16. Changes to the Services and to these Terms

We may modify, add to, or discontinue features of the Services, and we may update the marketplace. We will not materially reduce the core functionality of a paid subscription during its term without offering an appropriate remedy. We may also update these Terms; we will post the updated version with a revised “last updated” date and, for material changes, provide reasonable advance notice. Your continued use of the Services after the changes take effect constitutes acceptance. Changes will not apply retroactively to a dispute that has already arisen.

17. Governing law and dispute resolution

These Terms, and any dispute arising out of or in connection with them, are governed by the laws of Ireland, without regard to conflict-of-laws rules.

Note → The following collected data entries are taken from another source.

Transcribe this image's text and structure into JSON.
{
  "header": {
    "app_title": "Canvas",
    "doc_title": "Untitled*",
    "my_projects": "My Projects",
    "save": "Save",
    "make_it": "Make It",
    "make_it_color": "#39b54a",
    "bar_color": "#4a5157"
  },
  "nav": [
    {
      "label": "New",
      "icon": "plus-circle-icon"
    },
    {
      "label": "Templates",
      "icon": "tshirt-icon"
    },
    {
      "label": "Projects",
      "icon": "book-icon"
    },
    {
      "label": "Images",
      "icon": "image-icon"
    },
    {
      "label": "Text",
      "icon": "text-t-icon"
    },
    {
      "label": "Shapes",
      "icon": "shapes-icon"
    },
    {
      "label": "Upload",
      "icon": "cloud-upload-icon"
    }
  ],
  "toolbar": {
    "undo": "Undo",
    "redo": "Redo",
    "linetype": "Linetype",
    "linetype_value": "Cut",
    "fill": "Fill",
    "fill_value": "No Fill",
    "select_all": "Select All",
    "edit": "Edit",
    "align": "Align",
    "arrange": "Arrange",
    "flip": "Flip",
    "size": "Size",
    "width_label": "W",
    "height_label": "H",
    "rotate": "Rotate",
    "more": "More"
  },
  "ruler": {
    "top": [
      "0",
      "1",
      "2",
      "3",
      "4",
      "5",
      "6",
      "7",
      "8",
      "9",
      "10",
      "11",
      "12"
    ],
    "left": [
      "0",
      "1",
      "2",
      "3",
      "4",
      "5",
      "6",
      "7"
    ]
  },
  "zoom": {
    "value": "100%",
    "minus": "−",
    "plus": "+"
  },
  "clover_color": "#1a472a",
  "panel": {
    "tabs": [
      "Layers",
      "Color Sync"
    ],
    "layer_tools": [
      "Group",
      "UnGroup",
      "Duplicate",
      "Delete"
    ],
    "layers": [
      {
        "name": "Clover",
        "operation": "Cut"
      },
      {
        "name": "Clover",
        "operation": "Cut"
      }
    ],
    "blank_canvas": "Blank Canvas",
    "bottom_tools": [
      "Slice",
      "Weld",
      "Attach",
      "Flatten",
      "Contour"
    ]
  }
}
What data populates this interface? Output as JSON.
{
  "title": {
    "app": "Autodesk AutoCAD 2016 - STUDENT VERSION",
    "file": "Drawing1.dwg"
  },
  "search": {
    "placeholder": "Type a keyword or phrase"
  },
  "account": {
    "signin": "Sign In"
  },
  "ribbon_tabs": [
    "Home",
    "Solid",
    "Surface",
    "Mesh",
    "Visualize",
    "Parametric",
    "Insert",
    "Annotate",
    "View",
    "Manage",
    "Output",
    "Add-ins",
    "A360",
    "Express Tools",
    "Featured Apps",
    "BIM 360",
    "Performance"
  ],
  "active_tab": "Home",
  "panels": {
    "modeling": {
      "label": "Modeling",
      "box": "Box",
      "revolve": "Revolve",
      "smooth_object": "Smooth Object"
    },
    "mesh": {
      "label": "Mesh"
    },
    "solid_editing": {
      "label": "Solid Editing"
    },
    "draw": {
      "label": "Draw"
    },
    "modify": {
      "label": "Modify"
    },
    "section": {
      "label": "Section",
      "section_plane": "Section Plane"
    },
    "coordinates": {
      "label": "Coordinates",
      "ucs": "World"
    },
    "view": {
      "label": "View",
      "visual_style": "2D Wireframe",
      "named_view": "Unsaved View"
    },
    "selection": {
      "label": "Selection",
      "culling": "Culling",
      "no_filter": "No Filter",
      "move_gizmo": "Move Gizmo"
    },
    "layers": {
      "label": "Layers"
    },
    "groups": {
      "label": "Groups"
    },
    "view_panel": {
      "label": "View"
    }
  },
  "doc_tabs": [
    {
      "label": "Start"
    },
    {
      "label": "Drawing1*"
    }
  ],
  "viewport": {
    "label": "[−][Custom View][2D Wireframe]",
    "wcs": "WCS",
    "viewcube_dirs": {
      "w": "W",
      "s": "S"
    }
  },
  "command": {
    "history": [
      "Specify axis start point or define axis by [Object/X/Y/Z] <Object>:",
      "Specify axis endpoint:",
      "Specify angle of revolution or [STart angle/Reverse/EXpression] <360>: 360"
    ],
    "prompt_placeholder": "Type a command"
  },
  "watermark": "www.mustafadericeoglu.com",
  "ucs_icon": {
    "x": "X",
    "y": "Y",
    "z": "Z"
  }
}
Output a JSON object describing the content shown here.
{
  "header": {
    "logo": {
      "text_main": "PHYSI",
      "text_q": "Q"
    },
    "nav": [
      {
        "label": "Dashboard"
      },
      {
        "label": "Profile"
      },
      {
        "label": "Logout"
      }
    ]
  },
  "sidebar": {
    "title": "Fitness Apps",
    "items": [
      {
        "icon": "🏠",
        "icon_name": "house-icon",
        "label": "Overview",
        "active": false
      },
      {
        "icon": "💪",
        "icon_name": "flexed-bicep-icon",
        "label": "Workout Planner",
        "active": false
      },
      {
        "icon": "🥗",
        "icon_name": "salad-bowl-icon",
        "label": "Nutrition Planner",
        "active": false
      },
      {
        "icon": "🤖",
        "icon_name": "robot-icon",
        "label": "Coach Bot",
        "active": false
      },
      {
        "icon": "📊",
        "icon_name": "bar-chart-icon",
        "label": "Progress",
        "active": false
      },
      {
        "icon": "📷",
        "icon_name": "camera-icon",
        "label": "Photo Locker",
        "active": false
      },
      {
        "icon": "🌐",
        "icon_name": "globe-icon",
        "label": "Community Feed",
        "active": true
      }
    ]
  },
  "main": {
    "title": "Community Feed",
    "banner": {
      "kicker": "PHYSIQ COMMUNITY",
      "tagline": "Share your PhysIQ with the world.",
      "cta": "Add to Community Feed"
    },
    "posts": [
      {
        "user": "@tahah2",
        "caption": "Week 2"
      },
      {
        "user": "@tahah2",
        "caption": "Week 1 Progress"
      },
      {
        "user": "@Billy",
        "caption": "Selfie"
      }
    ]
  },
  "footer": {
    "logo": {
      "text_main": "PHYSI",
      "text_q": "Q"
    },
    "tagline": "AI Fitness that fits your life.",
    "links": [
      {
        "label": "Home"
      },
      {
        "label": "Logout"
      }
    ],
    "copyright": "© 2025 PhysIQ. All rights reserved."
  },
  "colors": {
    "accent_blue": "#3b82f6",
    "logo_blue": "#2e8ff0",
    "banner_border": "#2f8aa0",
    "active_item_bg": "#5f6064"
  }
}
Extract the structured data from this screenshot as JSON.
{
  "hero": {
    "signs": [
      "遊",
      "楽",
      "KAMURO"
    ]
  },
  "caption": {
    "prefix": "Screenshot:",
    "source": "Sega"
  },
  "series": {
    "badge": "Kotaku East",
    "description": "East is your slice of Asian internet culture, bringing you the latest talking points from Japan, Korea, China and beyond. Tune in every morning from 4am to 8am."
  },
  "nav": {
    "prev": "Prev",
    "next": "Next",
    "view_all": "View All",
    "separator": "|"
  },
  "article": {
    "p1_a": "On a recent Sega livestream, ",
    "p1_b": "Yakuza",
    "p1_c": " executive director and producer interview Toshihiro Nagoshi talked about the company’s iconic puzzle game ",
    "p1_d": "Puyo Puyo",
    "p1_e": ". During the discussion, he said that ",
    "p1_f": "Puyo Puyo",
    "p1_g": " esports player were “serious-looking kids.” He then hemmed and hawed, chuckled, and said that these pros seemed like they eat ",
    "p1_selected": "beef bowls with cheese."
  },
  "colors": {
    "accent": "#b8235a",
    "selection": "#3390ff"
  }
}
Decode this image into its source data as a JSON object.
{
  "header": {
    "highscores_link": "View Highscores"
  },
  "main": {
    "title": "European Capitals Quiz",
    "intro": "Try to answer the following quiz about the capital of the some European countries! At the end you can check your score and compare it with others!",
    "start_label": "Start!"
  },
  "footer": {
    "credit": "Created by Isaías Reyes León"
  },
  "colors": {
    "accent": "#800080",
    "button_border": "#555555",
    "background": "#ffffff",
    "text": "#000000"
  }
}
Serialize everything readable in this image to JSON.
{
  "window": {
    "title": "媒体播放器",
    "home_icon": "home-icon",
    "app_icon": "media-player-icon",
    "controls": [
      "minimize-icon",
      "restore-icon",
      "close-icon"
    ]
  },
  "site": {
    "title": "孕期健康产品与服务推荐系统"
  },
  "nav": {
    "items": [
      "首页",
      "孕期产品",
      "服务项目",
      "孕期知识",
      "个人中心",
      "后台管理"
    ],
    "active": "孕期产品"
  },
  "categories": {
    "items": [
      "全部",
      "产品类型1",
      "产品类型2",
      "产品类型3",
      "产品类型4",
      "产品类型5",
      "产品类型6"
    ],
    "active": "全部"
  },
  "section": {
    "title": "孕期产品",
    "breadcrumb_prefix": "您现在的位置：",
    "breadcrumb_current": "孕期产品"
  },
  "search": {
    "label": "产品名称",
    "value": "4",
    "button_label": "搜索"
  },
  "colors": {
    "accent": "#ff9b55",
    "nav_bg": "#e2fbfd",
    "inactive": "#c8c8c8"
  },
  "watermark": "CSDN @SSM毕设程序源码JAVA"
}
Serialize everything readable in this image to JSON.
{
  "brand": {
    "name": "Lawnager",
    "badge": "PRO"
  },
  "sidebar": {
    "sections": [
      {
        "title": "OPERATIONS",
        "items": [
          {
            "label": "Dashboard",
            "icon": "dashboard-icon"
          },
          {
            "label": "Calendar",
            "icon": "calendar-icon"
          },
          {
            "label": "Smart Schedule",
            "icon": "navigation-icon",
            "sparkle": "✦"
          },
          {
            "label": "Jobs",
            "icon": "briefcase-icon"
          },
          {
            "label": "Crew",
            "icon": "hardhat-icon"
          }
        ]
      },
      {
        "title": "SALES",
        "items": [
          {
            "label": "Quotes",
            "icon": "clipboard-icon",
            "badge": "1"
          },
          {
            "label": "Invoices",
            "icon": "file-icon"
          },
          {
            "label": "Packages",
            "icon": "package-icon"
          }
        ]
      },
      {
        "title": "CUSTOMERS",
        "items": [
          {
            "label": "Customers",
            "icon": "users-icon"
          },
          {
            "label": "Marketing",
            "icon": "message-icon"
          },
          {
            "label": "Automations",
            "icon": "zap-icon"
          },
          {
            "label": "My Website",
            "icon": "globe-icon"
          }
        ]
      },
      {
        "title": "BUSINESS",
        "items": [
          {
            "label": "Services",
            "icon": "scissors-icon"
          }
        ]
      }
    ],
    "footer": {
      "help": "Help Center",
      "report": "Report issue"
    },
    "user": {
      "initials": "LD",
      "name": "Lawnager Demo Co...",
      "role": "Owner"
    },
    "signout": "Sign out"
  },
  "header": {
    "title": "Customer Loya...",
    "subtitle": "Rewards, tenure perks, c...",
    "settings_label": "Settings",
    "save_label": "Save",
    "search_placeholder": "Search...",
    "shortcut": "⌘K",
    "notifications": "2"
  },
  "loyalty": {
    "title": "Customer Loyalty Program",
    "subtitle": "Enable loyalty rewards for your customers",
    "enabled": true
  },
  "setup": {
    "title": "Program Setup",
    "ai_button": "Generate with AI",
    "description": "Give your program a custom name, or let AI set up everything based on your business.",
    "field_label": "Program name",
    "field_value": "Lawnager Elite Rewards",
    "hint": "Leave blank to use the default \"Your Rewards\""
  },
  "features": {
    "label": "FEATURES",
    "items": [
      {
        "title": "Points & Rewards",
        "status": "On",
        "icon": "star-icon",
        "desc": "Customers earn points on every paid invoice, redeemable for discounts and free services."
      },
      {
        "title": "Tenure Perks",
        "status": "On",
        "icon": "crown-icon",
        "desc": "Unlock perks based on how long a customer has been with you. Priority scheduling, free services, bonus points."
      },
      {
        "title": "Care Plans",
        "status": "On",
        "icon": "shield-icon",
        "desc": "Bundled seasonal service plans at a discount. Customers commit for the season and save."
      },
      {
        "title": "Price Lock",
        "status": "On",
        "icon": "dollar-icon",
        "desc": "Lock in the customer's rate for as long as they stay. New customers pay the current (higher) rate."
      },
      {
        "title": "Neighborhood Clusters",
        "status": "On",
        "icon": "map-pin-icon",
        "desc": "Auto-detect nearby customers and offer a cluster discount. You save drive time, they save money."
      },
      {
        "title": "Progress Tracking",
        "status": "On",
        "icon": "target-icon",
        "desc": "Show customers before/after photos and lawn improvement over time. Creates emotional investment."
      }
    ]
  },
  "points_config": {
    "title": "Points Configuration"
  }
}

The parties will first attempt in good faith to resolve any dispute through discussion between senior representatives.

If a dispute is not resolved, it will be finally settled by binding arbitration seated in Dublin, Ireland, under the Arbitration Act 2010 (which applies the UNCITRAL Model Law), conducted in English before a single arbitrator, and kept confidential. Notwithstanding the arbitration agreement, either party may seek urgent injunctive or interim relief, and relief to protect intellectual property or confidential information, from the courts of Ireland, which also have jurisdiction over the enforcement of any award and any supervisory application.

The Services are offered to businesses. Nothing in this section removes any mandatory right that a person may have as a consumer under Irish or EU law: where a user qualifies as a consumer, the requirement to arbitrate before a dispute has arisen, and any waiver of class or representative actions, apply only to the extent permitted by law, and such a user retains access to the courts of their domicile.

18. General

The Customer may not assign these Terms without our consent; we may assign them to an affiliate or in connection with a merger, acquisition, or sale of assets. These Terms, together with any order and the DPA, are the entire agreement between the parties and supersede prior discussions, and any conflicting terms in a purchase order are rejected. If any provision is held unenforceable, it is severed or reformed and the rest remains in effect. A failure to enforce a provision is not a waiver of it.

Neither party is liable for a delay or failure caused by events beyond its reasonable control, including the failure of upstream providers. The parties are independent contractors; these Terms create no agency, partnership, or joint venture, and there are no third-party beneficiaries. Each party will comply with applicable export-control and sanctions laws (including those of the EU and the US) and anti-bribery laws, and you confirm you are not located in, or acting on behalf of, an embargoed or sanctioned party.